RAGATH-Associated DNA Nuclease Assisted DNA Insertion in Corynebacterium glutamicum

Corynebacterium glutamicum serves as a key microbial chassis for the industrial production of feed and food ingredients. While long DNA fragment insertion technologies have advanced strain engineering capabilities, previous approaches such as utilizing a chromosome-integrated Cas9-RecET system were constrained by a maximum insertion fragment size of 7.5 kb. Through systematic evaluation of Cas9, gRNA, and recombinase expression driven by five distinct promoters and their implementation on 1 or 2 plasmids with compatible replicons (resulting in a total of 17 combinations), we developed an optimized genome editing vector capable of inserting DNA fragments of up to 8.0 kb in C. glutamicum. Parallel implementation of the Cpf1 system also successfully achieved 8.0 kb of DNA insertions. However, the construction of plasmids carrying insertion sequences larger than 8.0 kb was hindered by the plasmid vector capacity. To address this limitation, we screened six smaller RAGATH-associated DNA nucleases, ultimately identifying two with high cleavage activity in C. glutamicum.
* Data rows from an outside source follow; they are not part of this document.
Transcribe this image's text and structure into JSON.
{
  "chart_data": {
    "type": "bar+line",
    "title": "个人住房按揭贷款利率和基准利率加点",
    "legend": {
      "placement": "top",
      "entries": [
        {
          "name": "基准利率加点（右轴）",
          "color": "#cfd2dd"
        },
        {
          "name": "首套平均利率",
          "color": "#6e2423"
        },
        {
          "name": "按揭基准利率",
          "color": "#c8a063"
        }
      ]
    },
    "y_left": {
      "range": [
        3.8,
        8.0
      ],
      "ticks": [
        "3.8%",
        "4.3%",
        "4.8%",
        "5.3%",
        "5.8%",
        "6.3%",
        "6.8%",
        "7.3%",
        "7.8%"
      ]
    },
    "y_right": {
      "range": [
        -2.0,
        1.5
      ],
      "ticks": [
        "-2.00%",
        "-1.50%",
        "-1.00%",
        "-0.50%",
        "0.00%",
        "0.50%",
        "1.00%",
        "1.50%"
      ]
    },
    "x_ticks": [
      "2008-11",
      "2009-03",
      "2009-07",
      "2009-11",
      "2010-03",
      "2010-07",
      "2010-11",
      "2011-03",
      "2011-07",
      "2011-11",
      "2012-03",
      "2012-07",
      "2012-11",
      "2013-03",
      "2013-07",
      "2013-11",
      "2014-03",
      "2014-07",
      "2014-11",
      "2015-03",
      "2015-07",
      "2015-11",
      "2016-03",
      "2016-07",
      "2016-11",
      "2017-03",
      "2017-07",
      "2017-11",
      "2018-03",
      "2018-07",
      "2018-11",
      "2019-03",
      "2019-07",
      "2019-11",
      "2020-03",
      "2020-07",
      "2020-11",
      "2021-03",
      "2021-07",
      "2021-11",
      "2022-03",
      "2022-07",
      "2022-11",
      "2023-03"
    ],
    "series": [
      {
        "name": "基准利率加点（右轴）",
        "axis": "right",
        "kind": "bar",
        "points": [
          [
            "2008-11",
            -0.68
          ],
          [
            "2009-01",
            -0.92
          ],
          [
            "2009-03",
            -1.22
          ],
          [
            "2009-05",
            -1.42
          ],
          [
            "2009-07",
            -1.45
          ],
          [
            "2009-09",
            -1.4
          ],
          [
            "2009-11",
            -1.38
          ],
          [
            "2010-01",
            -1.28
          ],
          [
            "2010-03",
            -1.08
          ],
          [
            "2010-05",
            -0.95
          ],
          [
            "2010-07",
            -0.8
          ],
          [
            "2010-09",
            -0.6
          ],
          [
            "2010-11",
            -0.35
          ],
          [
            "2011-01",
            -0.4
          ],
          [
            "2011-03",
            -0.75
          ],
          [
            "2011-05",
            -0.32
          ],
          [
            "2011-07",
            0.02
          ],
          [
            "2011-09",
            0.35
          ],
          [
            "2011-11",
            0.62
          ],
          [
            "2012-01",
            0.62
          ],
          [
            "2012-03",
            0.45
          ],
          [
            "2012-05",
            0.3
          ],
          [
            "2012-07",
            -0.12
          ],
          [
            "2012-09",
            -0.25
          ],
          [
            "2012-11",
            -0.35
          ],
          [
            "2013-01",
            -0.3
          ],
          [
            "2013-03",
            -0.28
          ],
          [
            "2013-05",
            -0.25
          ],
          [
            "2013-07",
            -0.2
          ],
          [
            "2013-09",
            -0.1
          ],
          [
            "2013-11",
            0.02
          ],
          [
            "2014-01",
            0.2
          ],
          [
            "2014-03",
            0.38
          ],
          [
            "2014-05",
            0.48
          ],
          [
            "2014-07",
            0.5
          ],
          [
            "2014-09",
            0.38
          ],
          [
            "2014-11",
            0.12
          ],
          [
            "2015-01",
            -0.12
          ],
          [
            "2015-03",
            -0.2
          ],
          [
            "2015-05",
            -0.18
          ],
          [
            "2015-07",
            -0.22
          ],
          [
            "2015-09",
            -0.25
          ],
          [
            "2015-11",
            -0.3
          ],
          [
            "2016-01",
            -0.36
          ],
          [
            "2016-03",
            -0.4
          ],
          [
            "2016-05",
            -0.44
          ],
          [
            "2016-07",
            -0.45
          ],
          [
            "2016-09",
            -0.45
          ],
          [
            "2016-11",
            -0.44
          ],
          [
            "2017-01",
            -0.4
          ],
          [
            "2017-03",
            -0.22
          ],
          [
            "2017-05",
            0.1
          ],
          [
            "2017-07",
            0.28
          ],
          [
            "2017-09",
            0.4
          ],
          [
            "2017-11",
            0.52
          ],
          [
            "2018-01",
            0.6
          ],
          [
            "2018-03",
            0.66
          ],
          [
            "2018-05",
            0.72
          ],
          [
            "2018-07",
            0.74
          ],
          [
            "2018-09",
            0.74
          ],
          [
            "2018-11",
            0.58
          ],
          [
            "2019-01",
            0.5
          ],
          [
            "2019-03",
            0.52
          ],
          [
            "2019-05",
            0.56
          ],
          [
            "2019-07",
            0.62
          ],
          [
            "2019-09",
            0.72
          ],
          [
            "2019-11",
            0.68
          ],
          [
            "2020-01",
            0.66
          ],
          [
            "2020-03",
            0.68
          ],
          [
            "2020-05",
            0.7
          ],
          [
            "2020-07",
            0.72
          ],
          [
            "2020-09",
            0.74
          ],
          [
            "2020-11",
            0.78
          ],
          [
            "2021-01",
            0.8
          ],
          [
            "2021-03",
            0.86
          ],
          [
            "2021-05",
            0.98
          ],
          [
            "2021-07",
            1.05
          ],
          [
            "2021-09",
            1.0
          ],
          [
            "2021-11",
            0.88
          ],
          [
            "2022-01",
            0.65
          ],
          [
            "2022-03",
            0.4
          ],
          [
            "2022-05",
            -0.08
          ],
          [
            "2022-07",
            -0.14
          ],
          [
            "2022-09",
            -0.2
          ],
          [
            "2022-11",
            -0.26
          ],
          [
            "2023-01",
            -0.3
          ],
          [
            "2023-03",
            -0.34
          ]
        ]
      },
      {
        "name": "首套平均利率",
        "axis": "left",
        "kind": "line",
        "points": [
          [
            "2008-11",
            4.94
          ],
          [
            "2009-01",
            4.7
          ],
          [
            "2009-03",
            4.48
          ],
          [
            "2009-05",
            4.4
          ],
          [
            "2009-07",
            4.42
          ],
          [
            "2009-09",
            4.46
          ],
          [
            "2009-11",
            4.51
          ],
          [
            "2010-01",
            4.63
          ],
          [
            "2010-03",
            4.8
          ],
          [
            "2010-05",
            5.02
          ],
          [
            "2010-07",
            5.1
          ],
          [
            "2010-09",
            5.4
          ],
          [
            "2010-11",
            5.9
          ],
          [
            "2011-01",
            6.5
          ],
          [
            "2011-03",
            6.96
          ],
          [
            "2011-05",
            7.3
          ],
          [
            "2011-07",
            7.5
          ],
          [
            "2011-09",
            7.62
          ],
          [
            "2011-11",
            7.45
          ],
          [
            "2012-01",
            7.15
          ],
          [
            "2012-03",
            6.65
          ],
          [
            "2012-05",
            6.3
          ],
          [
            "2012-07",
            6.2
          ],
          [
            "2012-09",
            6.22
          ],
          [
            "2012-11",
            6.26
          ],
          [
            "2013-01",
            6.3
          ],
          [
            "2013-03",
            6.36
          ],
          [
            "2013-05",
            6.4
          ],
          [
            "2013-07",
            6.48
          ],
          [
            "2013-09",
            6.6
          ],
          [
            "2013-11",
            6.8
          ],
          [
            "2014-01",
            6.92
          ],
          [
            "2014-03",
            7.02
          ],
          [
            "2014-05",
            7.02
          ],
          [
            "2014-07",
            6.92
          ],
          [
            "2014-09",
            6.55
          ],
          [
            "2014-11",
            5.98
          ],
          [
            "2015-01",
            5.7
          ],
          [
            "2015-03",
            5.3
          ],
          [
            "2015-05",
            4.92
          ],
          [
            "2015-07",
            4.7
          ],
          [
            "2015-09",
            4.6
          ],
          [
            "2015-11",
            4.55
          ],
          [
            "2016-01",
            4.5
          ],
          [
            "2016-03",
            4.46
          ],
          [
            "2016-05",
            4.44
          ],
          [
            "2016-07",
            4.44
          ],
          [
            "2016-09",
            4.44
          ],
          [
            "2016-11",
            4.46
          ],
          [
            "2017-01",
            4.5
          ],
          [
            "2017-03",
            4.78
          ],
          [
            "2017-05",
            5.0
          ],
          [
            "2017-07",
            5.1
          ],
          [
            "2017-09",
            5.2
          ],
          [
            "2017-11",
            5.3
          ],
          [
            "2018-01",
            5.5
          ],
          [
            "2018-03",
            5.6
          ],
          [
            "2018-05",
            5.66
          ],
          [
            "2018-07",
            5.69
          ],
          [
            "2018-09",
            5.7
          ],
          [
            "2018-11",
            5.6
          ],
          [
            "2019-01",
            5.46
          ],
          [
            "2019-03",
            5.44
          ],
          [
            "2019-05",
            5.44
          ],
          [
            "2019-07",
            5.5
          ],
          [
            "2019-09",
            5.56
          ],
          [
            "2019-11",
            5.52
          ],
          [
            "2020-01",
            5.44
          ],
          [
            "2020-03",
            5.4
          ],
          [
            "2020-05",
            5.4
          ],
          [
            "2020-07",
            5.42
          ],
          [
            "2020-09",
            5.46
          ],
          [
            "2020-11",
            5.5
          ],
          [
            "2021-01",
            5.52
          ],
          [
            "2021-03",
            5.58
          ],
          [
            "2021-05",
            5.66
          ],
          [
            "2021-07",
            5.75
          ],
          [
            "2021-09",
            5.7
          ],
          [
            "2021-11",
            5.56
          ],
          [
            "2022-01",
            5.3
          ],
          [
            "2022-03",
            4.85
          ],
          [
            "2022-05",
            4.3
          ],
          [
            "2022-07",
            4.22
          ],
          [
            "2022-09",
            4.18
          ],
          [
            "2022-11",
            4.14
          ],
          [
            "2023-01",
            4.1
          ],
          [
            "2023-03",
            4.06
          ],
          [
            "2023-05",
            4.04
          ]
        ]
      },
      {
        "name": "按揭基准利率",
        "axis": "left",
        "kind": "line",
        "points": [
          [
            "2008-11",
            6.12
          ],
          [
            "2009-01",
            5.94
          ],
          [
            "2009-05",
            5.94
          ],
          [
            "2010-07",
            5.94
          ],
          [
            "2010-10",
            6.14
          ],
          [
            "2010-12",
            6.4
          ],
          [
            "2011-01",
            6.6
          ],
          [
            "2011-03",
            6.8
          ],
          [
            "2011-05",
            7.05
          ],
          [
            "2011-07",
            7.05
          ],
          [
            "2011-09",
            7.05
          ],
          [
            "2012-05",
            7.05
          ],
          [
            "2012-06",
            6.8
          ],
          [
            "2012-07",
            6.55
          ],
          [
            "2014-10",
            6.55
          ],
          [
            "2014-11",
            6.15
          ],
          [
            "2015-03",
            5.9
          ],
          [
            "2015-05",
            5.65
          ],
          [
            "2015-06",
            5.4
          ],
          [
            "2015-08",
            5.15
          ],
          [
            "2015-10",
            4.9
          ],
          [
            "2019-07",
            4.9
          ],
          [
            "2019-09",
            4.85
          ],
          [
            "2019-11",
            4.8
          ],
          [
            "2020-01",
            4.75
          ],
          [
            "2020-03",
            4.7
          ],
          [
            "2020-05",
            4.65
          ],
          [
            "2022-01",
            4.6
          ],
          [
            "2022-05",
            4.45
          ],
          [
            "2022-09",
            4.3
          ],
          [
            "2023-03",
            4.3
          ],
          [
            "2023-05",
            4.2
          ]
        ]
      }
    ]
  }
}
These nucleases demonstrated superior editing efficiencies compared to both Cas9 and Cpf1, enabling the integration of DNA fragments up to 11.3 kbsurpassing previously reported size limitations for C. glutamicum. These RAGATH-associated DNA nuclease-based systems effectively overcome the previous size constraints for long fragment insertions, thereby advancing metabolic engineering and fundamental research applications.